Bwoon Mask, Kuba Tribe - DRC : Famous Royal three way relationship!

 

Bamilike Tribe, Cameroon[2]

To compensate for not preserving the skull of a male ancestor, a family member must undergo a ceremony involving pouring libations into the ground. Dirt gathered from the spot then becomes a proxy representing the skull of the deceased. The tradition of sprinkling drops of liquor when a new bottle is opened may be derived from this.

Gunyege Mask, Dan Tribe - Ivory Coast

 

Dan Tribe, Ivory Coast[3]

The tradition of “tin” is still an essential part of Dan culture. Young people strive to make a name for themselves by lavishly spending at community feasts to demonstrate their wealth – hence to be described as a “Dan” refers to someone who dresses well, and who shows himself to be ahead of others in the categories of wealth or social prominence.

Ashanti, Ghana[4]

The Anansi tales are believed to have originated  from the Ashanti  tribe in Ghana. The word Anansi is Akan, and means simply spider.  An example of Anansi’s craftiness is given in the excerpt which sees him capturing a nest of hornets.

“To catch the hornets, Anansi filled a calabash with water and poured some over a banana leaf he held over his head and some over the nest, calling out that it was raining. He suggested the hornets get into the empty calabash, and when they obliged, he quickly sealed the opening.”

Religious Beliefs – Yoruba Tribe,Nigeria [5]

With the trans Atlantic Slave Trade, the Yoruba religion was transplanted in various parts of the western hemisphere.

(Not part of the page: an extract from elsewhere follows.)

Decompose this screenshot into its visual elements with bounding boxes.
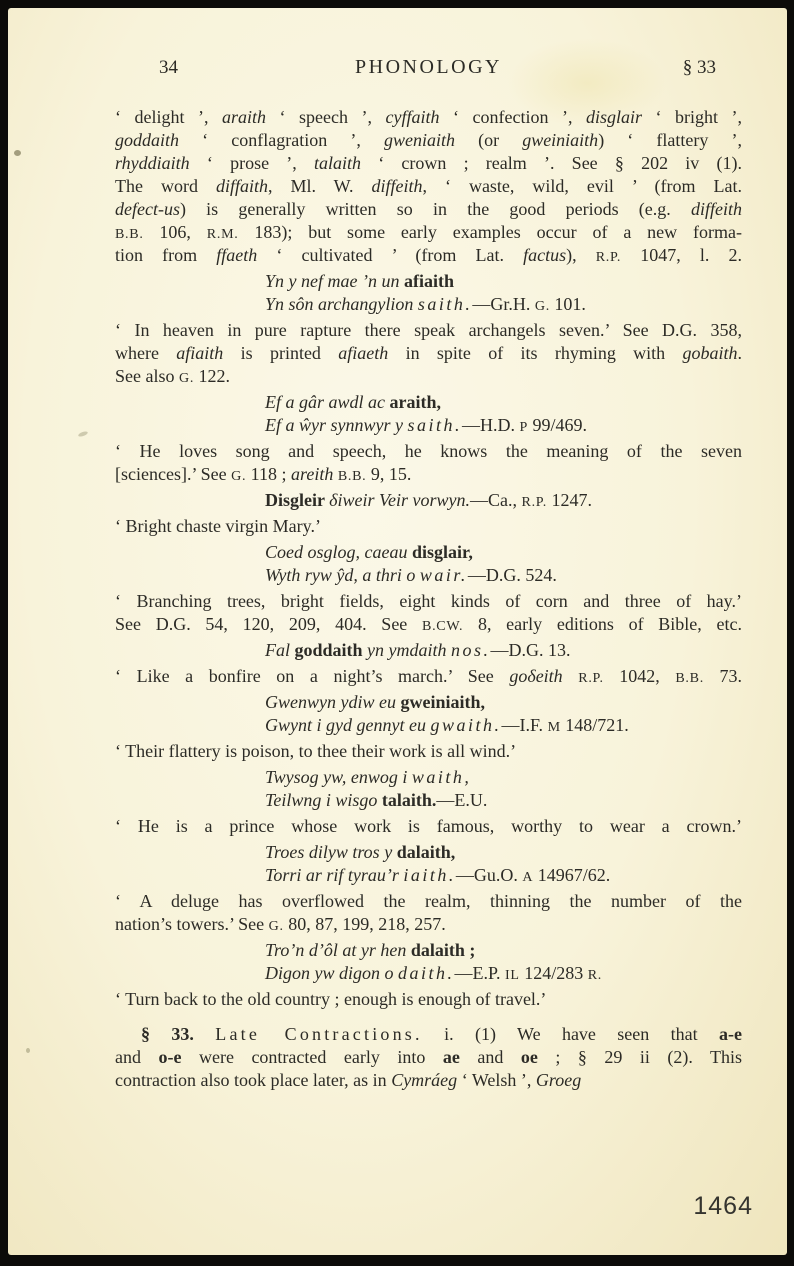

Today it is practiced in a host of different forms. One of these is Vodoun, a mixture of Yoruba, Catholicism, and Freemasonry, in Haiti. It is known throughout South America, the Caribbean, and Central America as Santeria where it is practiced not only by Africans but also the descendants of indigenous peoples (misnomered Indians or Hispanic) that inhabit the region. Worship in the Yoruba religion is based upon the belief in a Supreme Being (Oldumare), the creator of Heaven (Orun) and Earth (Aye); the belief in a multitude of spiritual deities (Orisha); and the belief in ancestral spirits (Egungun).